El metro llegó y Carlota suspiró. Había aceptado ya lo que le pasaba y no tenía nada que ver con su salud mental. Pero no quería decepcionar a su madre y pensó que, probablemente, tampoco le vendría mal aprender a controlar sus emociones. Y las del resto, claro.
Cuatro paradas después, se bajó en Nuevos Ministerios y trató de no equivocarse al coger el tren que llevaba a la Autónoma. Se colocó los auriculares y puso su lista de música favorita en modo aleatorio, mientras cerraba los ojos y trataba de evadirse de la gente que la rodeaba y de sus sentimientos. Pudo notar los nervios de un par de estudiantes; por lo que iban comentando, tenían exámenes importantes. Pero esas sensaciones no la agobiaban demasiado, era fácil lidiar con ellas. Si algo había aprendido con su poder, era que había asuntos muchísimo peores en la vida que un examen.
Cuando el tren atravesó el túnel próximo a la parada de la universidad, se quitó los auriculares, guardó sus cosas, se puso el abrigo y el bolso. Se levantó y se acercó a la puerta, justo a tiempo de ver cómo el tren frenaba en el andén. Dejó atrás la estación y salió al campus.
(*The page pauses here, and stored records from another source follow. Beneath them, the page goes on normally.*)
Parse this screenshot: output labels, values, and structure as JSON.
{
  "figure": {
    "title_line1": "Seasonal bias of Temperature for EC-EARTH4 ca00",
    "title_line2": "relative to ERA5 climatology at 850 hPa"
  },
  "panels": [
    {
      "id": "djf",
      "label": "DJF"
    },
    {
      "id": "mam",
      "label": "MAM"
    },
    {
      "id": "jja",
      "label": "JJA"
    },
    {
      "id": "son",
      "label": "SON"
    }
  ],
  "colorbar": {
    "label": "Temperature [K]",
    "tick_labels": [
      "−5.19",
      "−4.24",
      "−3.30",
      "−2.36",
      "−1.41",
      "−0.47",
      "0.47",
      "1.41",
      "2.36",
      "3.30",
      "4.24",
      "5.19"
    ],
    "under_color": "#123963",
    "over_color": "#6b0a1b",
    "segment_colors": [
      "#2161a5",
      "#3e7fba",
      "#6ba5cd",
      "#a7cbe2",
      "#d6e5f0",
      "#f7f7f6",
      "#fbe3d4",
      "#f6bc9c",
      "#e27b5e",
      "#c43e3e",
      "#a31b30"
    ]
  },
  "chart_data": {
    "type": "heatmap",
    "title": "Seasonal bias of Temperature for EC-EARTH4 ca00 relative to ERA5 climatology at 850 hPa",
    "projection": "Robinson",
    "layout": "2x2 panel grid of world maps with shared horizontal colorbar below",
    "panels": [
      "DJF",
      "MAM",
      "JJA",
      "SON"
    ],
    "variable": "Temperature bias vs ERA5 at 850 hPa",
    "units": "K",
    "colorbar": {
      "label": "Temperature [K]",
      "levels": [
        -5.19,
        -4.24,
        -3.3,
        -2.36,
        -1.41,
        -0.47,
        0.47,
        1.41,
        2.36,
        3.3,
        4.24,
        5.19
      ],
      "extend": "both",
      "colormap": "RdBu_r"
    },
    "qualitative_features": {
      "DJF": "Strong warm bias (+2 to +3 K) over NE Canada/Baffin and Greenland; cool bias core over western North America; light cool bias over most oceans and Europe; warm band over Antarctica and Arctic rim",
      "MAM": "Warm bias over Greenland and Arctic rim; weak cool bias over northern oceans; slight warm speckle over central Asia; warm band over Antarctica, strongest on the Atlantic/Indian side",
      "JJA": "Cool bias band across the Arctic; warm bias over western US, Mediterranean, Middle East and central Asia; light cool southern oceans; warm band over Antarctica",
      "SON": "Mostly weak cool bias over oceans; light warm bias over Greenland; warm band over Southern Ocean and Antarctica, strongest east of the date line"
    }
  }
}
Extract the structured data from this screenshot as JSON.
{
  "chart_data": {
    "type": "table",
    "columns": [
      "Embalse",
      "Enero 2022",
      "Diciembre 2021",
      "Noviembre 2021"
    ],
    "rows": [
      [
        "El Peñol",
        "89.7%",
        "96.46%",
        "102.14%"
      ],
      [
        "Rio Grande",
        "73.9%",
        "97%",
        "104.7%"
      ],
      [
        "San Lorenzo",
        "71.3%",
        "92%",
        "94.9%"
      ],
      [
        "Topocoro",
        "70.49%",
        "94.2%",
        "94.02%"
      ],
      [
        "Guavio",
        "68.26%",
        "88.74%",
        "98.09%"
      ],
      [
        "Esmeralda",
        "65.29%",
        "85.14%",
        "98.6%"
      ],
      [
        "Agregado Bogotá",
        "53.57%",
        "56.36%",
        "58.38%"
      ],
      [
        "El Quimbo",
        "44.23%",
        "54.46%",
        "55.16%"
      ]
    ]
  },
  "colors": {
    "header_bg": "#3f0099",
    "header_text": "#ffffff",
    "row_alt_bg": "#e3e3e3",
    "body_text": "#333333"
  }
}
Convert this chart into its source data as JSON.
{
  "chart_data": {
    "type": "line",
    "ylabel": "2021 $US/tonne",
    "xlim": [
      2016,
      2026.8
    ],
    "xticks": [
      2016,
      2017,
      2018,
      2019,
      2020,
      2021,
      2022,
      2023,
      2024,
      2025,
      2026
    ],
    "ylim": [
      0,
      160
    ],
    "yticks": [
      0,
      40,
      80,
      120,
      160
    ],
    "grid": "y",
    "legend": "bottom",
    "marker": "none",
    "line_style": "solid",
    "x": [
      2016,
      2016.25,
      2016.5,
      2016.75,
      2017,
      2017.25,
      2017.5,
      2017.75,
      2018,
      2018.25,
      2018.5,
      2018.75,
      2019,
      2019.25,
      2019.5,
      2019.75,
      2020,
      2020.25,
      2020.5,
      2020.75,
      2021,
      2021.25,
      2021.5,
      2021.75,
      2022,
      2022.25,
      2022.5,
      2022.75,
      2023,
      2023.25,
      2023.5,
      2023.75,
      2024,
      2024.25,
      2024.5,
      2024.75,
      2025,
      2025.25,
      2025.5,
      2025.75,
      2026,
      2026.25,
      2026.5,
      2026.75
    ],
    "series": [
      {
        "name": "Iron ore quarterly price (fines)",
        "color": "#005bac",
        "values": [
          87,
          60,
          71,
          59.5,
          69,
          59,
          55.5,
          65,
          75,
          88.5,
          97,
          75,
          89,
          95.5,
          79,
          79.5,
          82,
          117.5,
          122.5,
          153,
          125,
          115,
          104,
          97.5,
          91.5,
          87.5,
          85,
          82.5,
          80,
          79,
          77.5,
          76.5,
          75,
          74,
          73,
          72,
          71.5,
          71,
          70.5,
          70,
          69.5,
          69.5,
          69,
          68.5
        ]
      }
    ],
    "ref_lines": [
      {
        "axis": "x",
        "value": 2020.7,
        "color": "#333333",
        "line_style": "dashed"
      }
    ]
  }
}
Siempre le había gustado el campus de esa universidad. Tenía grandes zonas de césped, y los edificios de las facultades estaban bien distribuidos. La base vieja, formada por Filosofía y Letras, Magisterio, Económicas y Ciencias, estaba situada en una hilera a lo largo de la calle principal, Francisco Tomás y Valiente. Todas las calles de la Autónoma llevaban nombres de personajes ilustres de las ciencias y las letras. A la derecha se encontraban los aparcamientos y, al otro lado de estos, estaban las facultades de Psicología, Biología, Derecho y Políticas. Un poco más apartada del resto, y enfrente de estas últimas, se encontraba la Politécnica.
Se conocía bastante bien aquella universidad. Allí estudiaba Lucas.
Recorrió el camino de ladrillos rojos hasta llegar a la facultad de Psicología. El ambiente en la universidad era relajado. Aquel día hacía buen tiempo y la gente había aprovechado para acampar en el césped. Le daba envidia tanta despreocupación. Ojalá pudiese ser ella así. Enfiló las pesadas puertas de la facultad y entró al hall de paredes de ladrillo. La facultad de Psicología siempre le había resultado acogedora y, a la vez, graciosa. La mayor parte de sus estudiantes eran mujeres, pero de todo tipo de estilos e ideas. Las mesas distribuidas a lo largo del hall estaban siempre llenas de apuntes y portátiles que sus dueños tecleaban a toda velocidad y con cara de concentración. A la derecha había un habitáculo rodeado de cristal, con un cartel que rezaba: Información.